Там помещалась почта, а против нее из узенького заулка вылезала одним боком хатенка сапожника Галайко. Возле нее не было ни двора, ни огорода. И летом вся трудовая жизнь выглядывала из этой хаты прямо на улицу.

На пороге сеней всегда сидел вуйко Галайко, постукивая молотком. На всю улицу оттуда тянуло запахом вареной картошки, заправленной поджаренным на масле лучком. Как манил нас этот сладкий запах, как тянул к Галайковой хате. Не раз кто-нибудь из нас, наголодавшись, отваживался подойти и стать сиротой у двери, за которой ели эту самую вкусную на свете картошку. И ему давали ее поесть, не скупились. Но тато, если узнавал об этом, не жалея, сыпал ремней и бил так, чтобы все видели. Потому что это был срам для всей семьи, на все местечко — пойти и стать под чужой хатой, когда там едят.

За Галайковой хатой улица Загорода бежала к старому костелу, который стоял среди разлапистых с глубокими дуплами древних лип. Нам казалось, что война дохнула на нас оттуда. Когда убили Фердинанда, среди этих лип на костеле висел черный флаг, напоминая о кровавом Смоке, который разевал свои огненные пасти на людей. Но если пройти мимо этого страшного места, дальше тянется такой заманчивый для нас гостинец, а на нем, как солнце, можно увидеть нашу маму, когда она будет возвращаться из Львова. Она будет сердиться, что мы бросили хату и вышли так далеко ее высматривать. Но ее гнев быстро перейдет в жалость и слезы. Мы это уже знаем.

— Деточки мои, сладенькие! Как натужились, как наплакались по маме. — И она тут же вытащит долгожданный рогалик, разломит его на кусочки и каждого наделит. Мама, дорогая наша мама!

И каким зловещим мраком дышала на нас тревога от этих лип вокруг костела, когда подходила ночь, а матери не было.

Улица детства… Как я порывалась к ней сердцем в тот осенний прохладный день, когда после двадцатипятилетней разлуки возвращалась, чтобы опять встретиться с нею.

Машина уже ехала Львовским предместьем. Скоро, скоро будет и наша Загорода.

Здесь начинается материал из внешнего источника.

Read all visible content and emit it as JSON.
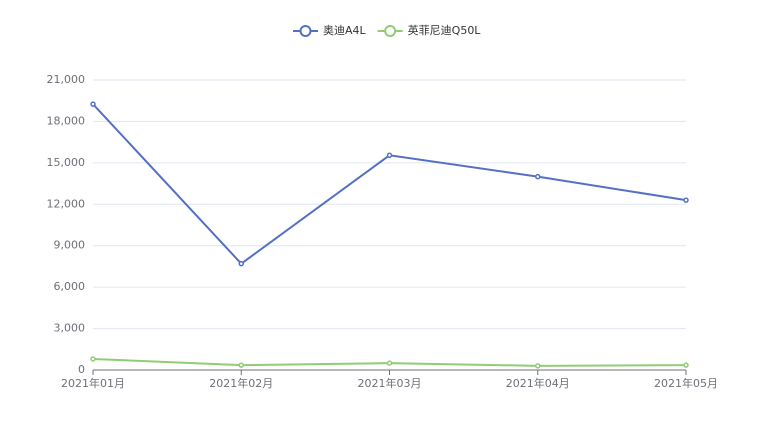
{
  "chart_data": {
    "type": "line",
    "categories": [
      "2021年01月",
      "2021年02月",
      "2021年03月",
      "2021年04月",
      "2021年05月"
    ],
    "series": [
      {
        "name": "奥迪A4L",
        "color": "#5470c6",
        "values": [
          19250,
          7700,
          15550,
          14000,
          12300
        ]
      },
      {
        "name": "英菲尼迪Q50L",
        "color": "#91cc75",
        "values": [
          800,
          350,
          500,
          300,
          350
        ]
      }
    ],
    "ylim": [
      0,
      21000
    ],
    "yticks": [
      0,
      {
        "value": 3000,
        "label": "3,000"
      },
      {
        "value": 6000,
        "label": "6,000"
      },
      {
        "value": 9000,
        "label": "9,000"
      },
      {
        "value": 12000,
        "label": "12,000"
      },
      {
        "value": 15000,
        "label": "15,000"
      },
      {
        "value": 18000,
        "label": "18,000"
      },
      {
        "value": 21000,
        "label": "21,000"
      }
    ],
    "grid": true,
    "legend": "top"
  }
}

Надо было пройти через все местечко, миновать костел, а от него, если идти гостинцем, слева будет аптека, а справа — группа еврейских облезлых домиков, стоявших в такой тесноте, будто их приклеили один к другому.

Ниже был мостик над Думным потоком, который мы гордо называли рекой, а за ним каменистый гостинец перерезал, как мне казалось, самые широкие в мире луга. Старые люди помнили, как все луга, отделявшие Львовское предместье от центра местечка, залило водой. В память той великой воды, наверно, и осталось слово «пруды», как до сих пор называют куликовские луга, где так заманчиво розовеет весной памятный для меня аистов-цвет. С той дороги, правее за лугами, виднеются две мервицкие горы, они всегда притягивали мой взор, а впоследствии о них напоминали мне закарпатские Близнецы. Там заходило солнце, и мне казалось, что оно садится на эти горы и прячется в них. Как хотелось туда пойти, прикоснуться к этому солнцу.